Attaching a resume package also gives the candidate the opportunity to exercise a bit of creativity, he says. He advises candidates to write resumes that are useful and informative for hiring managers. Rather than including a career goal at the top, state what you will do for the company, he says: “Nowadays it’s more about personal branding than a career goal. says Kristan.
In its “Resume for the 21st Century” study, Drexel University claims that a “succinct yet powerful personal brand statement” can help a job seeker stand out. The report also suggests adding hyperlinks and clickable icons to its online portfolio and relevant social media pages.
Cover letters are usually optional with online job application systems, but not having one can end up hurting a job seeker, says Kristan.

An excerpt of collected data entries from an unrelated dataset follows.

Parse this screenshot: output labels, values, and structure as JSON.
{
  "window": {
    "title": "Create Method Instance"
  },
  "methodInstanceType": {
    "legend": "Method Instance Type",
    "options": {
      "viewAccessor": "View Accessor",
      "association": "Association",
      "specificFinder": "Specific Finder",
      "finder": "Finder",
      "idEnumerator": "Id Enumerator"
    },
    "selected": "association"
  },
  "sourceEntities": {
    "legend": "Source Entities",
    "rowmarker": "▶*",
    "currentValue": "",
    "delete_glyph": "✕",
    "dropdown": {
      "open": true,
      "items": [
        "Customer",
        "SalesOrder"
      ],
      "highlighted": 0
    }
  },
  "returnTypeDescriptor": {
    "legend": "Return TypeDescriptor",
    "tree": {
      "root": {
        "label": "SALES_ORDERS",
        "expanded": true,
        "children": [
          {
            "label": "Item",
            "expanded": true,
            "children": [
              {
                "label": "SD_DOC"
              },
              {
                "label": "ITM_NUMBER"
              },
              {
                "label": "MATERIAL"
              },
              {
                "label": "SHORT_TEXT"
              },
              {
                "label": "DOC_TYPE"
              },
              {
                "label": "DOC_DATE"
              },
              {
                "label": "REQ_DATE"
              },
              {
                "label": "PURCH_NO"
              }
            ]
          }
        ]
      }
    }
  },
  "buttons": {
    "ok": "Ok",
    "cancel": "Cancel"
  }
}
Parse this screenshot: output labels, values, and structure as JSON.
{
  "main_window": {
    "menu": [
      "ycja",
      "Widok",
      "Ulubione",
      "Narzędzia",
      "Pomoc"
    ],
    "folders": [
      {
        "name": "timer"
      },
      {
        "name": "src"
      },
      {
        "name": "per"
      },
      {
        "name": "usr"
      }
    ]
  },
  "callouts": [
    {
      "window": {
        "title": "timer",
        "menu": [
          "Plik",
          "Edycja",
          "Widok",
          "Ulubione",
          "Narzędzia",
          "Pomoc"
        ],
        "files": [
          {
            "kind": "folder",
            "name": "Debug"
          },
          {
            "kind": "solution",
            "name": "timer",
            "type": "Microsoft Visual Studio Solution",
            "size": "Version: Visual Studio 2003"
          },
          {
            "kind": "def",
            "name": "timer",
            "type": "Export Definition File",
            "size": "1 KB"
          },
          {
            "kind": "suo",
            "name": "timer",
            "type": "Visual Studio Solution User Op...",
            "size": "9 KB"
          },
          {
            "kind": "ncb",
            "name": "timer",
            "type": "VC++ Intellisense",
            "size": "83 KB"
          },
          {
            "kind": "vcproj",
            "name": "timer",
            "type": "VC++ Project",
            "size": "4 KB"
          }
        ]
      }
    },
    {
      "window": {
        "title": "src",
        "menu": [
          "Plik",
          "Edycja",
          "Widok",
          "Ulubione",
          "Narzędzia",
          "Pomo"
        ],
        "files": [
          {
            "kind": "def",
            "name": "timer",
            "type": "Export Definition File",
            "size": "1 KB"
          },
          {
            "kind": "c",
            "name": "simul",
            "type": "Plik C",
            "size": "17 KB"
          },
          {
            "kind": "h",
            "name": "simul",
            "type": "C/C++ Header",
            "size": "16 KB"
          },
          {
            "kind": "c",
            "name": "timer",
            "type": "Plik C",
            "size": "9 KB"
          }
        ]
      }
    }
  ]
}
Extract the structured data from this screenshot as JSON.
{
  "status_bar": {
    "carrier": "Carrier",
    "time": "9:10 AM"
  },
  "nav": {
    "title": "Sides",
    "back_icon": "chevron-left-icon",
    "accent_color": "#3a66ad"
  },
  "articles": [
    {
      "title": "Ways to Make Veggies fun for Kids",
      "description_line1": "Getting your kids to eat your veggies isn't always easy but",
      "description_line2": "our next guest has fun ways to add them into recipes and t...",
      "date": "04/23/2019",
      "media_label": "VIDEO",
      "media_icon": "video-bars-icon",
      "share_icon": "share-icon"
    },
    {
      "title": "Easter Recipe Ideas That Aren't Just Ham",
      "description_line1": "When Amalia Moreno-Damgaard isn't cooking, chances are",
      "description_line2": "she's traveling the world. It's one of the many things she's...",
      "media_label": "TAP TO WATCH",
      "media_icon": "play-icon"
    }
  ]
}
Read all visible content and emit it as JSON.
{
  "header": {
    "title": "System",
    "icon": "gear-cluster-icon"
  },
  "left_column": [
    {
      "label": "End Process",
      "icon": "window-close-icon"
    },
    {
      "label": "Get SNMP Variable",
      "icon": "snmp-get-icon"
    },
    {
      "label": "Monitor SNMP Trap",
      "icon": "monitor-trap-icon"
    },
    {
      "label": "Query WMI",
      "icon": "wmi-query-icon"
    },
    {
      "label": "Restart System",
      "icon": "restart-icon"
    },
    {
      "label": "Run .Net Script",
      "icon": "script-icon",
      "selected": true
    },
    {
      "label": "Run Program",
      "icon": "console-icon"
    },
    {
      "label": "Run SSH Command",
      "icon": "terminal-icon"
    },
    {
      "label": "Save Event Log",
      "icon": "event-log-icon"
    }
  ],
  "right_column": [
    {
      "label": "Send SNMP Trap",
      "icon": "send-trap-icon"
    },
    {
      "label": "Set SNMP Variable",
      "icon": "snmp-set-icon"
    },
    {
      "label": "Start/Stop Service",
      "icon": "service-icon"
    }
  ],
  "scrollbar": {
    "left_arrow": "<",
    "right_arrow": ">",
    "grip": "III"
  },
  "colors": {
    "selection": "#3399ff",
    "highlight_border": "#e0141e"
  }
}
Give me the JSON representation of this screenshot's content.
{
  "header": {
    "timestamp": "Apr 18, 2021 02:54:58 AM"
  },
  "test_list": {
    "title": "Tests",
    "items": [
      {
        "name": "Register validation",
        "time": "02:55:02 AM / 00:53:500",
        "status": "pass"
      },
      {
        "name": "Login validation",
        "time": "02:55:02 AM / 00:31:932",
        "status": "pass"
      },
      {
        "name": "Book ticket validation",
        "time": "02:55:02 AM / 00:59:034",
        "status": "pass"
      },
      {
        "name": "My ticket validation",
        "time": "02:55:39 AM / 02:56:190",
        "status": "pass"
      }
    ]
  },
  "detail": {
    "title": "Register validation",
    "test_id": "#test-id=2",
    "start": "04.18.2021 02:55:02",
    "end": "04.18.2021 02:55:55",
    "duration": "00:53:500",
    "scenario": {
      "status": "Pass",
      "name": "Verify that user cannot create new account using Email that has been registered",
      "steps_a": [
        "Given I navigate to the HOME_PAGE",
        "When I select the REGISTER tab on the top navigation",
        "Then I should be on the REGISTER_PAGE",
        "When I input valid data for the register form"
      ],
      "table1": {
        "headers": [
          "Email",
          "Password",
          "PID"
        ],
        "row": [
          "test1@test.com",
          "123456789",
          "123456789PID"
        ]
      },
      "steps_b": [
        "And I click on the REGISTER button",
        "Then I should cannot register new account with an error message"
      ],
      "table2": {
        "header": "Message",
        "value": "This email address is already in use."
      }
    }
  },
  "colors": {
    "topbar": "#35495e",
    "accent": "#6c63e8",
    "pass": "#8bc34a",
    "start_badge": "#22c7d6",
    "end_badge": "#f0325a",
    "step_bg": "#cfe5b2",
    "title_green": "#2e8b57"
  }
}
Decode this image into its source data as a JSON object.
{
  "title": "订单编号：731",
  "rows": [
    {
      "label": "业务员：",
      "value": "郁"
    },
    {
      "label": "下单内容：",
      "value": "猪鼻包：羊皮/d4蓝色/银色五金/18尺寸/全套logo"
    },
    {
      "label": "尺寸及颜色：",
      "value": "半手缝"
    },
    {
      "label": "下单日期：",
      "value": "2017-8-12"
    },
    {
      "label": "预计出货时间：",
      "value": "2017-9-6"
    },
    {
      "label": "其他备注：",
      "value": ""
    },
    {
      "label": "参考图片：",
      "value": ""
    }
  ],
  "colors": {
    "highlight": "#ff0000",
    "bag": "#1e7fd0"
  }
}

“A lot of people don’t read the cover letter, but they still expect you to have one,” Kristan says. “If things get complicated in the decision-making, the employer can consult the cover letter to make a decision.”
It’s also useful for explaining things, like an employment gap, he says.
Other tips Kristan has for job seekers include adding his email address to the resume, but avoiding using “legacy” email providers, such as AOL.com. He advises instead to create a new Gmail account. Job seekers should also include mobile phone numbers on their CV instead of landlines and ensure that all social media platforms are updated and appropriate.
“They will research you,” he said. “So make sure it’s up to date.”
For local businesses that can’t afford to miss potential candidates, Julie Needs, executive director of the Sustainable Opportunity Development Center in Salem, recommends “going back to an old-fashioned way of throwing boots in the field” rather than to rely on technology. .
Needs encourages local employers and job seekers to attend in-person hiring events, such as the event hosted by the SOD Center in April, which it says attracted some 150 to 160 applicants and avoids the job altogether. AI screening. The center typically hosts two such events a year – one in the spring and another in the fall.
“If this need for employees continues at this rate, we might consider doing something in the summer instead of waiting for the fall,” says Needs.
Employers should also post job openings at local libraries and churches, or partner with workforce development agencies such as Chambers of Commerce and OhioMeansJobs, Needs says. Leveraging this local network ensures that community stakeholders will attract prospects to an employer, while mitigating the issues created by the digital divide.
“There is no wrong place to post a job at this stage and at this time due to the lack of available candidates,” she says.
She advises employers to post job vacancies on their own websites and platforms. When the SOD center listed openings for students to participate in its WorkAdvance program, it did so with its own site and social media.
“We used our website to direct people to us to submit an application directly to us,” says Needs. “So it didn’t get anyone out of the pool.”